Quizá el cansancio de decenas de miles de personas tenga su origen en el desánimo que produce caer en la cuenta de que los aullidos en las redes y los gritos en las calles terminan por evaporarse. Exigir medidas a los representantes políticos en la actualidad de poco sirve cuando ellos mismos obedecen directrices de organizaciones supranacionales que a su vez obedecen mandatos de los llamados “mercados”. Estos mercados tienen nombres de bancos, aseguradoras y multinacionales, de las personas que las manejan, con nombres y apellidos, y que pueden mover capitales de un lado a otro en cuestión de segundos.

Urgen nuevas formas de hacer política, de llenar el vacío que han dejado las personas que han salido elegidas por las urnas pero que luego “se han visto obligados” a incumplir sus programas porque su cumplimiento habría supuesto el ahogamiento de la economía. Ahí está el caso de Grecia, que durante semanas se erigió como un faro en la lucha para recuperar la esencia de la democracia.

La lucha contra el aumento de la brecha entre ricos y pobres, y la masificación de una clase que tiene sus necesidades básicas más amenazadas y menos que perder sólo puede tener carácter global porque sus causas y sus consecuencias están en todas partes.

Cualquier persona o grupo en situación de pobreza nos afecta no sólo porque puede desembocar en migraciones o en conflictos armados con consecuencias incalculables, sino también porque cada país se ha comprometido, en la medida de sus posibilidades, en aportar recursos para acabar con el hambre, la pobreza y las enfermedades.
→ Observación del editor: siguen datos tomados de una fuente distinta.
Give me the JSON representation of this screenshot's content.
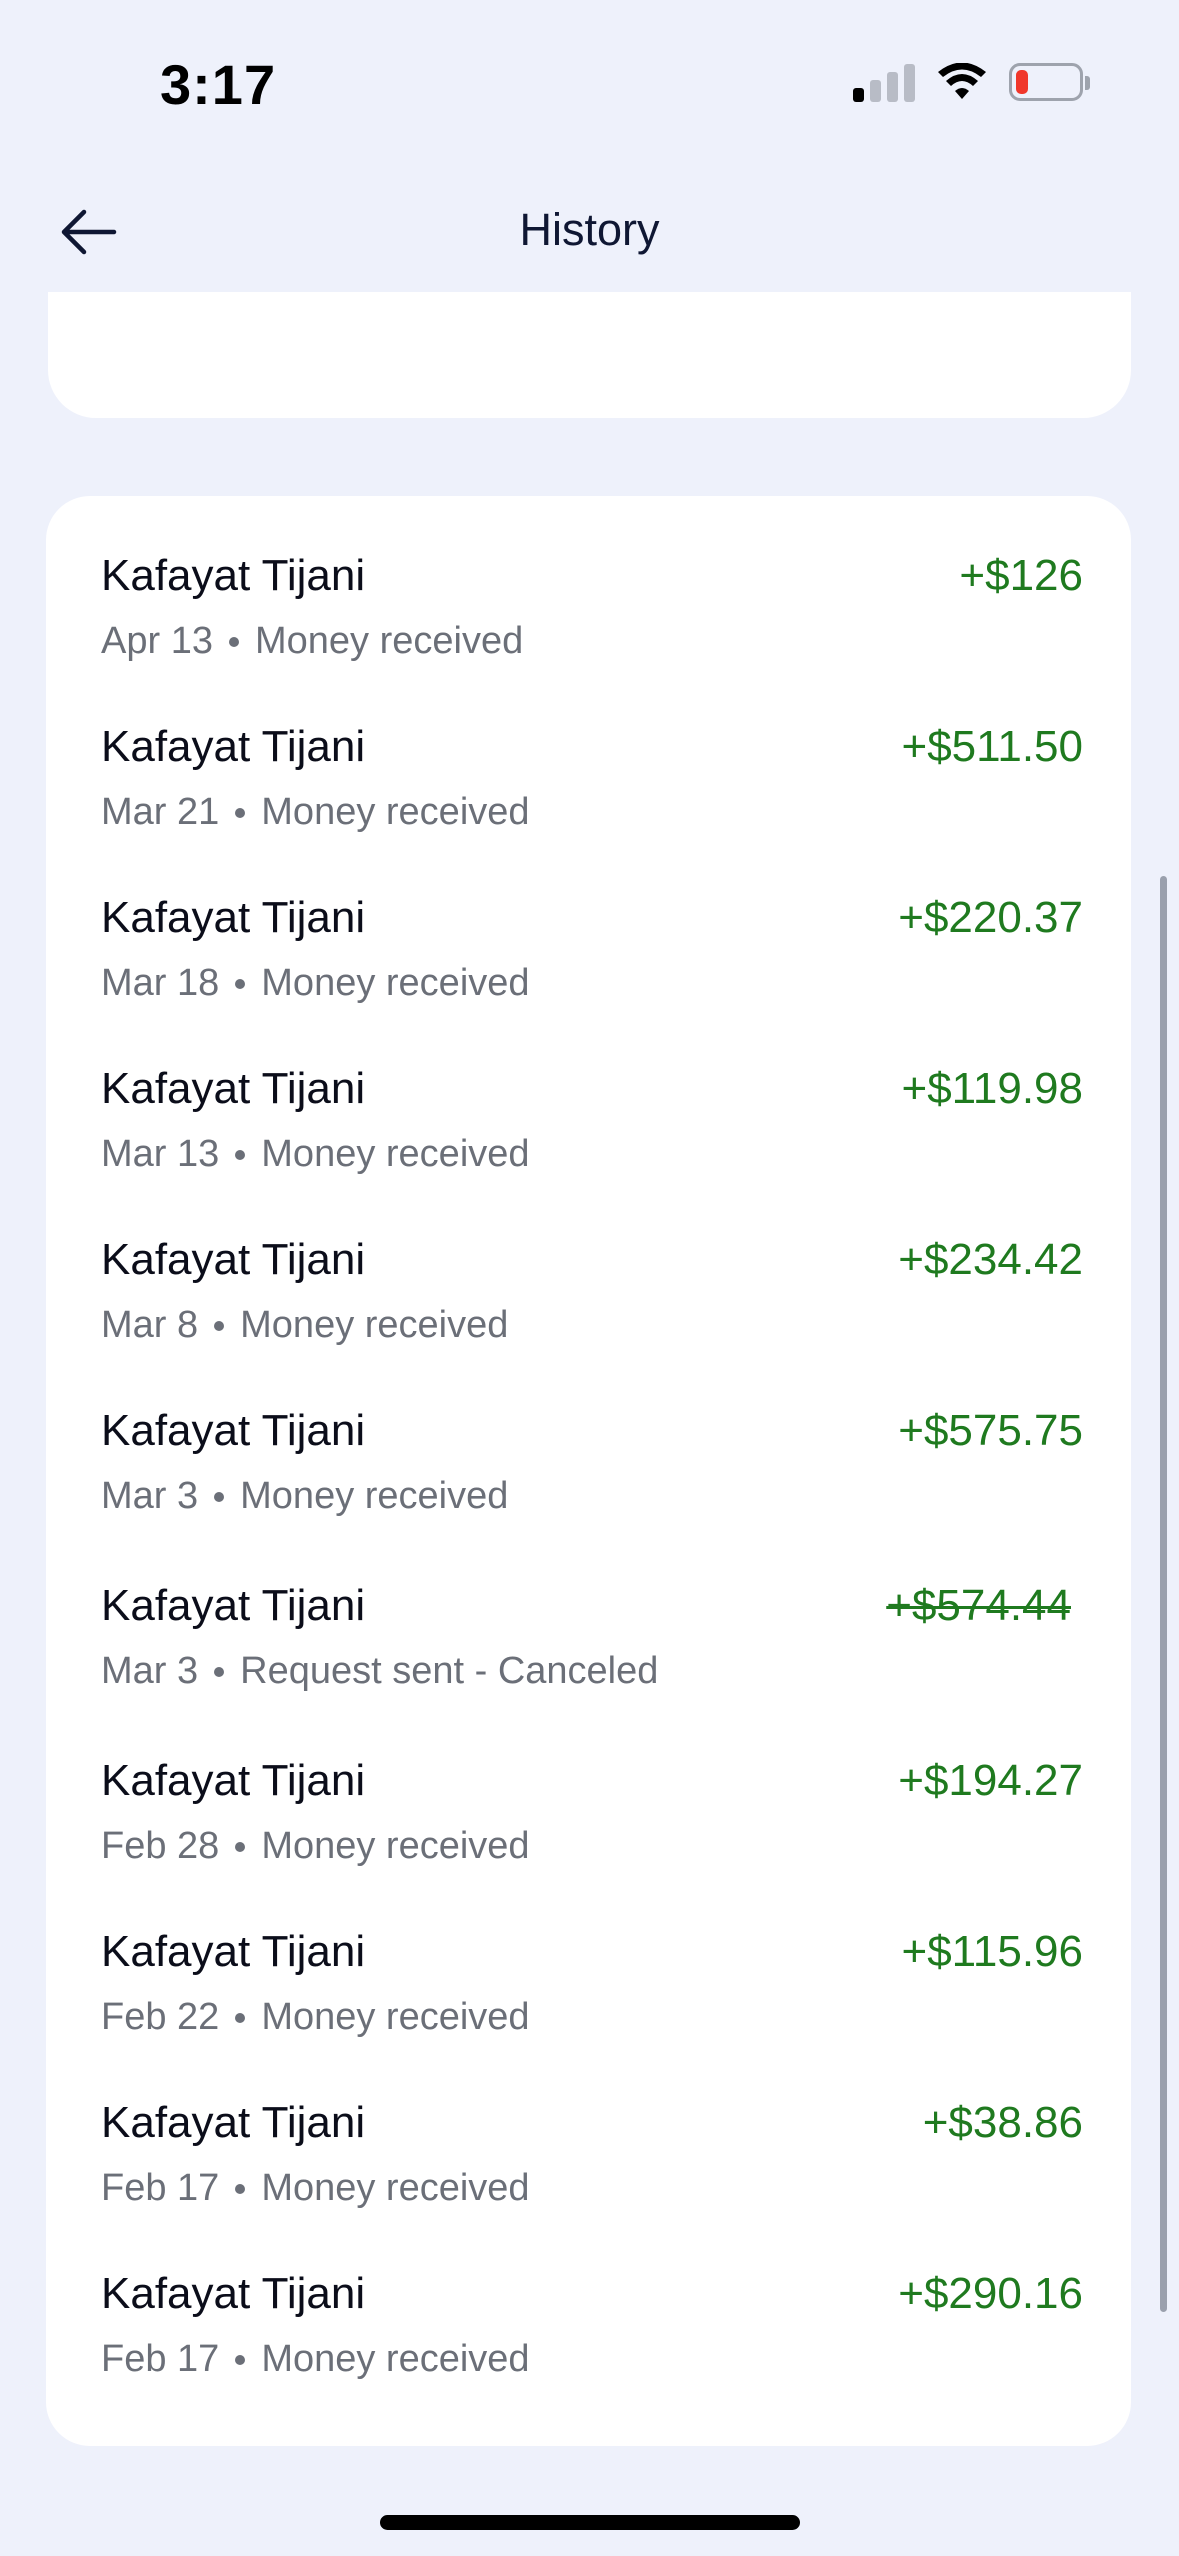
{
  "status_bar": {
    "time": "3:17",
    "signal_icon": "cellular-signal-icon",
    "wifi_icon": "wifi-icon",
    "battery_icon": "battery-low-icon"
  },
  "header": {
    "back_icon": "arrow-left-icon",
    "title": "History"
  },
  "colors": {
    "background": "#eef1fb",
    "card": "#ffffff",
    "amount_positive": "#1f7a1f",
    "meta_text": "#6b6f78",
    "battery_low": "#f0372b"
  },
  "transactions": [
    {
      "name": "Kafayat Tijani",
      "date": "Apr 13",
      "status": "Money received",
      "amount": "+$126"
    },
    {
      "name": "Kafayat Tijani",
      "date": "Mar 21",
      "status": "Money received",
      "amount": "+$511.50"
    },
    {
      "name": "Kafayat Tijani",
      "date": "Mar 18",
      "status": "Money received",
      "amount": "+$220.37"
    },
    {
      "name": "Kafayat Tijani",
      "date": "Mar 13",
      "status": "Money received",
      "amount": "+$119.98"
    },
    {
      "name": "Kafayat Tijani",
      "date": "Mar 8",
      "status": "Money received",
      "amount": "+$234.42"
    },
    {
      "name": "Kafayat Tijani",
      "date": "Mar 3",
      "status": "Money received",
      "amount": "+$575.75"
    },
    {
      "name": "Kafayat Tijani",
      "date": "Mar 3",
      "status": "Request sent - Canceled",
      "amount": "+$574.44",
      "canceled": true
    },
    {
      "name": "Kafayat Tijani",
      "date": "Feb 28",
      "status": "Money received",
      "amount": "+$194.27"
    },
    {
      "name": "Kafayat Tijani",
      "date": "Feb 22",
      "status": "Money received",
      "amount": "+$115.96"
    },
    {
      "name": "Kafayat Tijani",
      "date": "Feb 17",
      "status": "Money received",
      "amount": "+$38.86"
    },
    {
      "name": "Kafayat Tijani",
      "date": "Feb 17",
      "status": "Money received",
      "amount": "+$290.16"
    }
  ]
}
Este compromiso se apoya en el principio de que existen derechos humanos básicos que tienen un carácter universal. La humanidad que compartimos con otras personas nos hermana más que las banderas, que las divisiones territoriales y las religiones.
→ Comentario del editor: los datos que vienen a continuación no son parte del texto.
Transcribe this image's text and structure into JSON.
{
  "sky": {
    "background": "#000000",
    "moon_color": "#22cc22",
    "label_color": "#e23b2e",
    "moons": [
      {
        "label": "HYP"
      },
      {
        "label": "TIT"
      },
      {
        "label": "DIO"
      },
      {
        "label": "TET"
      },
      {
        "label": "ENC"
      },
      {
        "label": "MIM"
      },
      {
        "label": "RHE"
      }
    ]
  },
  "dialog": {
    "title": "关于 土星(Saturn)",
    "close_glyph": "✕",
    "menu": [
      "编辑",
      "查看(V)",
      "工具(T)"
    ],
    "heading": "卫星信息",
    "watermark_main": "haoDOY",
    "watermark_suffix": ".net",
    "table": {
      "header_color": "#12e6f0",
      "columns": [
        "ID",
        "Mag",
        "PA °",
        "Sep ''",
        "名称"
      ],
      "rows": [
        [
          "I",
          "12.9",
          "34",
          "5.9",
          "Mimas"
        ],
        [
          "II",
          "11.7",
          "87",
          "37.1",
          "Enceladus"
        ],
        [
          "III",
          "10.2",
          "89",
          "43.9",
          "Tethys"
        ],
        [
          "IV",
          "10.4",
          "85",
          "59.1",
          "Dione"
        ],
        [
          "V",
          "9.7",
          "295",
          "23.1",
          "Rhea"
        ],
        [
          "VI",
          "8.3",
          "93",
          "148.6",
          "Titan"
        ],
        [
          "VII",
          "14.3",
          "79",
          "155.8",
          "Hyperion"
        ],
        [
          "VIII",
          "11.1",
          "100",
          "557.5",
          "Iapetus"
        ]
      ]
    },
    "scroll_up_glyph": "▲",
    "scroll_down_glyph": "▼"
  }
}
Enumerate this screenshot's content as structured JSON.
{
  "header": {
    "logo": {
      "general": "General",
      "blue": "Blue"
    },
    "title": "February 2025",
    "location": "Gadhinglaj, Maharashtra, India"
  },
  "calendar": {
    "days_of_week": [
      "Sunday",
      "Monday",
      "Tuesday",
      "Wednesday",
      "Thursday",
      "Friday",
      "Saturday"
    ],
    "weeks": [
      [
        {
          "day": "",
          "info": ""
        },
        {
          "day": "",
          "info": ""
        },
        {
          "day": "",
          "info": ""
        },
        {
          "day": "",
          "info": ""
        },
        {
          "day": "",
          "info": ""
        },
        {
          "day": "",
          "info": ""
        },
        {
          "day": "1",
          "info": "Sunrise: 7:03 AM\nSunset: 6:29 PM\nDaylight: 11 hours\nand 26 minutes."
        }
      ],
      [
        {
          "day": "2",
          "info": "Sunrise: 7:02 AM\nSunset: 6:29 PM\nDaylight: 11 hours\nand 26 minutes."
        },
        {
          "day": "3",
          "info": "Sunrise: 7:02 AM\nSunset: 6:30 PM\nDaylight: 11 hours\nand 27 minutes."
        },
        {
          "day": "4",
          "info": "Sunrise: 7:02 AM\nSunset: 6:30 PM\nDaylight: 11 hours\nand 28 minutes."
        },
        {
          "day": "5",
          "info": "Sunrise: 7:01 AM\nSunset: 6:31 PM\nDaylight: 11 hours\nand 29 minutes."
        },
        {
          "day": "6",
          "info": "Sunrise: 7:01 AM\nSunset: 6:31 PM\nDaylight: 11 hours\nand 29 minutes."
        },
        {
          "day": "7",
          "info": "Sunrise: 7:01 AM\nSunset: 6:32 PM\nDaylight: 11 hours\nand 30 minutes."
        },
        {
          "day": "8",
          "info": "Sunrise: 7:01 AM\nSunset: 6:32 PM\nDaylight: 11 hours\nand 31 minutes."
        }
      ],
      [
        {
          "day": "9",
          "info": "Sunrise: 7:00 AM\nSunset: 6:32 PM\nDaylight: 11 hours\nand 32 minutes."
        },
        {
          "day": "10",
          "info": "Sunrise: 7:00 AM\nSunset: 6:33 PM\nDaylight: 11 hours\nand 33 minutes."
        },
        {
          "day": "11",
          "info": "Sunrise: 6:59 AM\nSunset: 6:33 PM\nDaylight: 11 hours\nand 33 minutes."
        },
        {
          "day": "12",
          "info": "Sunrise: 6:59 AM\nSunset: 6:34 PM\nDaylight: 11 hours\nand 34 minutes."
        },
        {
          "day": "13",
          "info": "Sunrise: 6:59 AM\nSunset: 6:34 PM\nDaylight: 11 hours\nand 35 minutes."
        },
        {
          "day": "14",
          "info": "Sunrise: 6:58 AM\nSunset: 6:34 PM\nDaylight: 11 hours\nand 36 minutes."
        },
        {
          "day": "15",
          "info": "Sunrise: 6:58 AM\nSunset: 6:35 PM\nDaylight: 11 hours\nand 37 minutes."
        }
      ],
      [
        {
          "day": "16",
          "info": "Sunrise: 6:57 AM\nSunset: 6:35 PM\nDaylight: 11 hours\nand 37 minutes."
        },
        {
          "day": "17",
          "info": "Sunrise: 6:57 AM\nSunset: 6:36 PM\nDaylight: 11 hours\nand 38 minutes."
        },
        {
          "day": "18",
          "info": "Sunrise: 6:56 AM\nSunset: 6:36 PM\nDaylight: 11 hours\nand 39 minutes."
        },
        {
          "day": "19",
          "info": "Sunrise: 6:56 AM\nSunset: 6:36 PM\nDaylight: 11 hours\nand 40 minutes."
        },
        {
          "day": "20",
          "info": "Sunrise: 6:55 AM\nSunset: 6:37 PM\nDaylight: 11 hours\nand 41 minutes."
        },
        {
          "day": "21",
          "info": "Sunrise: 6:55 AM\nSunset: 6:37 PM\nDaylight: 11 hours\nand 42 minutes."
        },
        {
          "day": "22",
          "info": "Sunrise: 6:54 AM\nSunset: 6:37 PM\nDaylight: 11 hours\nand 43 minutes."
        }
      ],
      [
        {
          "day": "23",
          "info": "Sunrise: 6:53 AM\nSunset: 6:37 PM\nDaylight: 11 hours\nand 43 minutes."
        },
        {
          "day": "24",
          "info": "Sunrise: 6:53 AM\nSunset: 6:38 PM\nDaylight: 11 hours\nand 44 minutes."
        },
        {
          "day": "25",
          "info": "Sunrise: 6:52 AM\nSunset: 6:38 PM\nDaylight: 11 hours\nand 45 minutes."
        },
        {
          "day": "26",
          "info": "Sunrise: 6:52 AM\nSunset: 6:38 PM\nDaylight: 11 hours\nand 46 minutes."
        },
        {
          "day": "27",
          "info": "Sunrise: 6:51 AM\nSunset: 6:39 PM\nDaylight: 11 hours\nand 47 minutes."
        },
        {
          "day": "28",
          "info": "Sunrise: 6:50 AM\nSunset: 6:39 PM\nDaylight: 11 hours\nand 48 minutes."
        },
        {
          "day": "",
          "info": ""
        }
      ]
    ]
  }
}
En España, más de 13 millones de personas se encuentran en riesgo de pobreza o exclusión. La Campaña #NoalTTIP y la Alianza Española Contra la Pobreza convocan a la ciudadanía a la denuncia en manifestaciones por distintas ciudades, de políticas que generan una creciente desigualdad y pobreza con el lema “Las personas y el planeta por encima de las multinacionales. No a la pobreza y a la desigualdad. No al TTIP”.
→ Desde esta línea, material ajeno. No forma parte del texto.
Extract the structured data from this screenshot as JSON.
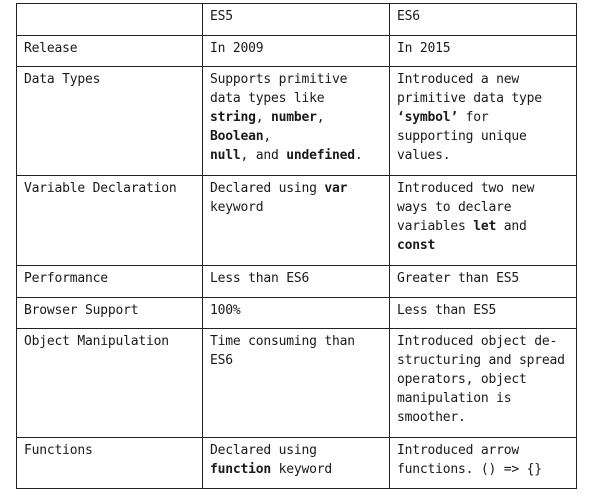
{
  "table": {
    "header": {
      "feature": "",
      "es5": "ES5",
      "es6": "ES6"
    },
    "rows": {
      "release": {
        "feature": "Release",
        "es5": "In 2009",
        "es6": "In 2015"
      },
      "data_types": {
        "feature": "Data Types",
        "es5": {
          "t1": "Supports primitive data types like ",
          "b1": "string",
          "t2": ", ",
          "b2": "number",
          "t3": ", ",
          "b3": "Boolean",
          "t4": ", ",
          "b4": "null",
          "t5": ", and ",
          "b5": "undefined",
          "t6": "."
        },
        "es6": {
          "t1": "Introduced a new primitive data type ",
          "b1": "‘symbol’",
          "t2": " for supporting unique values."
        }
      },
      "variable_declaration": {
        "feature": "Variable Declaration",
        "es5": {
          "t1": "Declared using ",
          "b1": "var",
          "t2": " keyword"
        },
        "es6": {
          "t1": "Introduced two new ways to declare variables ",
          "b1": "let",
          "t2": " and ",
          "b2": "const"
        }
      },
      "performance": {
        "feature": "Performance",
        "es5": "Less than ES6",
        "es6": "Greater than ES5"
      },
      "browser_support": {
        "feature": "Browser Support",
        "es5": "100%",
        "es6": "Less than ES5"
      },
      "object_manipulation": {
        "feature": "Object Manipulation",
        "es5": "Time consuming than ES6",
        "es6": "Introduced object de-structuring and spread operators, object manipulation is smoother."
      },
      "functions": {
        "feature": "Functions",
        "es5": {
          "t1": "Declared using ",
          "b1": "function",
          "t2": " keyword"
        },
        "es6": "Introduced arrow functions. () => {}"
      }
    }
  }
}
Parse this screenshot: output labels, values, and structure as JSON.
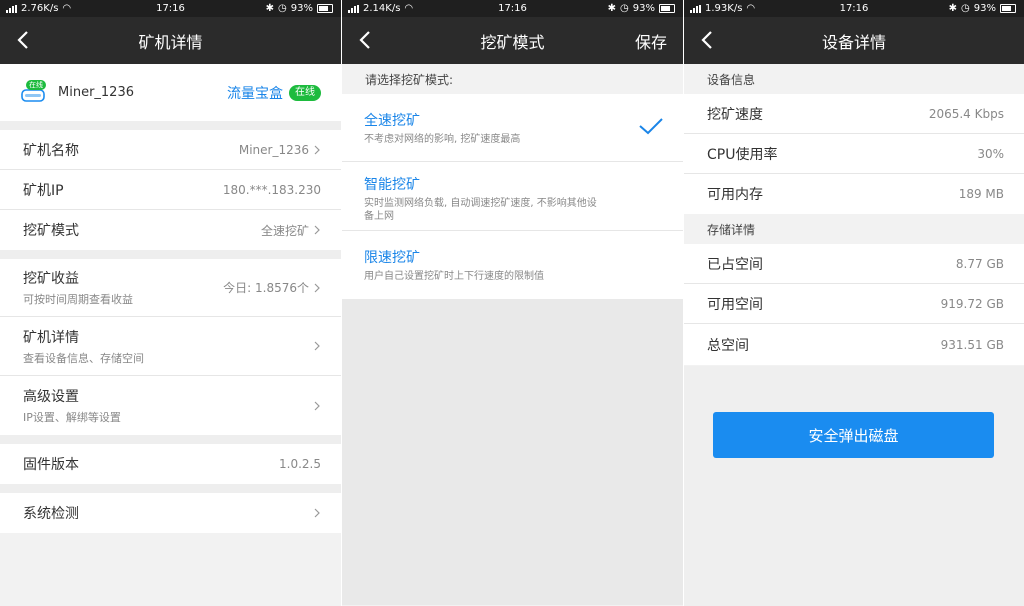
{
  "screens": [
    {
      "status": {
        "speed": "2.76K/s",
        "time": "17:16",
        "battery": "93%"
      },
      "nav": {
        "title": "矿机详情"
      },
      "header": {
        "device_badge": "在线",
        "device_name": "Miner_1236",
        "brand": "流量宝盒",
        "status_badge": "在线"
      },
      "rows": {
        "name": {
          "label": "矿机名称",
          "value": "Miner_1236"
        },
        "ip": {
          "label": "矿机IP",
          "value": "180.***.183.230"
        },
        "mode": {
          "label": "挖矿模式",
          "value": "全速挖矿"
        },
        "income": {
          "label": "挖矿收益",
          "sub": "可按时间周期查看收益",
          "value": "今日: 1.8576个"
        },
        "detail": {
          "label": "矿机详情",
          "sub": "查看设备信息、存储空间"
        },
        "advanced": {
          "label": "高级设置",
          "sub": "IP设置、解绑等设置"
        },
        "firmware": {
          "label": "固件版本",
          "value": "1.0.2.5"
        },
        "check": {
          "label": "系统检测"
        }
      }
    },
    {
      "status": {
        "speed": "2.14K/s",
        "time": "17:16",
        "battery": "93%"
      },
      "nav": {
        "title": "挖矿模式",
        "action": "保存"
      },
      "prompt": "请选择挖矿模式:",
      "modes": [
        {
          "name": "全速挖矿",
          "desc": "不考虑对网络的影响, 挖矿速度最高"
        },
        {
          "name": "智能挖矿",
          "desc": "实时监测网络负载, 自动调速挖矿速度, 不影响其他设备上网"
        },
        {
          "name": "限速挖矿",
          "desc": "用户自己设置挖矿时上下行速度的限制值"
        }
      ]
    },
    {
      "status": {
        "speed": "1.93K/s",
        "time": "17:16",
        "battery": "93%"
      },
      "nav": {
        "title": "设备详情"
      },
      "device_section": "设备信息",
      "device_rows": [
        {
          "label": "挖矿速度",
          "value": "2065.4 Kbps"
        },
        {
          "label": "CPU使用率",
          "value": "30%"
        },
        {
          "label": "可用内存",
          "value": "189 MB"
        }
      ],
      "storage_section": "存储详情",
      "storage_rows": [
        {
          "label": "已占空间",
          "value": "8.77 GB"
        },
        {
          "label": "可用空间",
          "value": "919.72 GB"
        },
        {
          "label": "总空间",
          "value": "931.51 GB"
        }
      ],
      "eject_button": "安全弹出磁盘"
    }
  ],
  "colors": {
    "accent": "#1a8cf0",
    "online": "#1dbb3e",
    "navbar": "#2b2b2b"
  }
}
Como resume el manifiesto de las movilizaciones, estas políticas benefician a las élites económicas y atentan contra los derechos humanos de las grandes mayorías sociales; deterioran la vida en el planeta y, como los tratados de libre comercio que la Unión Europea pretende firmar con Estados Unidos y Canadá, suponen un retroceso en los avances democráticos de siglos anteriores.

Si sabemos dónde está el problema, de nada sirve aplazarlo hasta el siguiente 17 de octubre. No se trata de dejar de votar, pero se puede hacer pero con la convicción de que necesitamos un sistema con otros valores que reemplacen los de la productividad y el dinero a cualquier precio.